We're working hard to create affordability, and we're good at that through the CE Way, the reducing power supply cost, their unit costs from execution of capital. And when you get that mix right, that equation, right, it makes it I mean you get good outcomes. And so I'm excited about this case. It's certainly going to be a step-up in capital. There's going to be some O&M work too, that's focused on reliability, but there's also some offsets that are really exciting that make us -- get me excited, as you can tell by the tone of my voice about what we're filing and what we put it together because it's going to be good for customers, and it's going to be good for all stakeholders.

Operator

Our final question comes from Andrew Weisel from Scotiabank.

Andrew Marc Weisel

Follow up on the rate cases here. Just a couple of follow-ups on the rate cases. So first, I think you just alluded to this to the electric side. You're going to have more capital and more O&M. Just from a headline perspective, should we expect a larger revenue increase request than what we've seen in past [dialings] in terms of percent increase to customer bills.

Garrick J. Rochow

Yes. The short answer is yes. But again, important work from a capital investment perspective and reliability, and we've done a lot to offset some of the O&M costs components of this to strike that right balance.
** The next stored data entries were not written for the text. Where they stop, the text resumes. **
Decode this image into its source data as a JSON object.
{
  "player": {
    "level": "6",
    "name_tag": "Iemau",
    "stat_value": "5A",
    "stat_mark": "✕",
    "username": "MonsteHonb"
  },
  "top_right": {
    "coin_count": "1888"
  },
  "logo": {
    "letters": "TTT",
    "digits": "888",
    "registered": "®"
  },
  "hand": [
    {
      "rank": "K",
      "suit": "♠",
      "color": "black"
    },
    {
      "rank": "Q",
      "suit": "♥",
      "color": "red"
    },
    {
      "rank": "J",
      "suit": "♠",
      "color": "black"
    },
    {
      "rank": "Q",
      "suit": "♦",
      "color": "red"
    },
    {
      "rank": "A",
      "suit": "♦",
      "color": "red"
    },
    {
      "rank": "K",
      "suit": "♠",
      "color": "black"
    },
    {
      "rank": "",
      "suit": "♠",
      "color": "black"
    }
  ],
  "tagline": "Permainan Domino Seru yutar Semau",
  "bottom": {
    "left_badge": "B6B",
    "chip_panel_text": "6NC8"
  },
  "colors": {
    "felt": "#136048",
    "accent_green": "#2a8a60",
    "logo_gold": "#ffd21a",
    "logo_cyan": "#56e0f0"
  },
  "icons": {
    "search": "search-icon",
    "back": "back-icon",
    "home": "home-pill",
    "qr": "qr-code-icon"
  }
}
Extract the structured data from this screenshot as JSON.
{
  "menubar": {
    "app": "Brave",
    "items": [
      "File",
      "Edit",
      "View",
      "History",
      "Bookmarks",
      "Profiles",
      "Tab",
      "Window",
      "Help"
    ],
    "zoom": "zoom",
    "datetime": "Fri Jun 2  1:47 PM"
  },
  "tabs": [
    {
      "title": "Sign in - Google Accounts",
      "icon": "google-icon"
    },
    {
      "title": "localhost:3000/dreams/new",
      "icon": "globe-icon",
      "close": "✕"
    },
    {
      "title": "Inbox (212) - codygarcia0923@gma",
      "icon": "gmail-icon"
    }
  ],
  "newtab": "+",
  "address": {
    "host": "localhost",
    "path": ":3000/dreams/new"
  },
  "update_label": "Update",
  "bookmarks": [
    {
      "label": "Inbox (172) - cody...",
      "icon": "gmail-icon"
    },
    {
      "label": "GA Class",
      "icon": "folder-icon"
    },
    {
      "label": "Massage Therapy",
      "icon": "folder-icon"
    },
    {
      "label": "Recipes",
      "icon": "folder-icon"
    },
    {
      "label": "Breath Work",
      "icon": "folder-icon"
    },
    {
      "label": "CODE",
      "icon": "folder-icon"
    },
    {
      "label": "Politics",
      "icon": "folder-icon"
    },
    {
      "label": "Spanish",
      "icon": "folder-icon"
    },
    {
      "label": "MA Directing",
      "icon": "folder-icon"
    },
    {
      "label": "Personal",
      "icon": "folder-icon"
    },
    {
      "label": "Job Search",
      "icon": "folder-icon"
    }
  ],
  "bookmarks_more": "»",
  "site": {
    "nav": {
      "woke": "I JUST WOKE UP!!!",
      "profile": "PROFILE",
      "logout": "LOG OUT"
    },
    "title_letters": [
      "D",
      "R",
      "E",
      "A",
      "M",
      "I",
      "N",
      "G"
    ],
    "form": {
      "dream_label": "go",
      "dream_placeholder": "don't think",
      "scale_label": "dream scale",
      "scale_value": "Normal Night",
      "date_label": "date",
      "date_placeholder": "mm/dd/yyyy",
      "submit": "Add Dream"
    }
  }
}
And that's what I mean by the important fundamentals or merits of the case.

Andrew Marc Weisel

Okay. Very good. And then procedurally on the gas side. I know this case is unique in that there's no ALJ. Does that change the time line at all or the potential for settlement? You talked a bit about settlement, but the lack of ALJs that factor in at all?

Garrick J. Rochow

No. The team seems excited about the opportunity to get to the table. Now that we have staff position now that we know where intervenors are at, to talk settlement. And as I shared, we've been able to navigate that with success in the past with all interveners, all stakeholders. And so we'll look to do that, but also hear my confidence in the merits of the case that if we need to go to full distance, we will. And I know that will get a good outcome for our customers and for stakeholders.

Operator

That concludes the Q&A portion of today's call. I'll now hand back over to Garrick.

Garrick J. Rochow

Thanks, Drew. I'd like to thank you for joining us today. I look forward to seeing you on the road soon. Take care and stay safe.

Operator

That concludes today's call. Thank you for your participation. You may now disconnect your lines.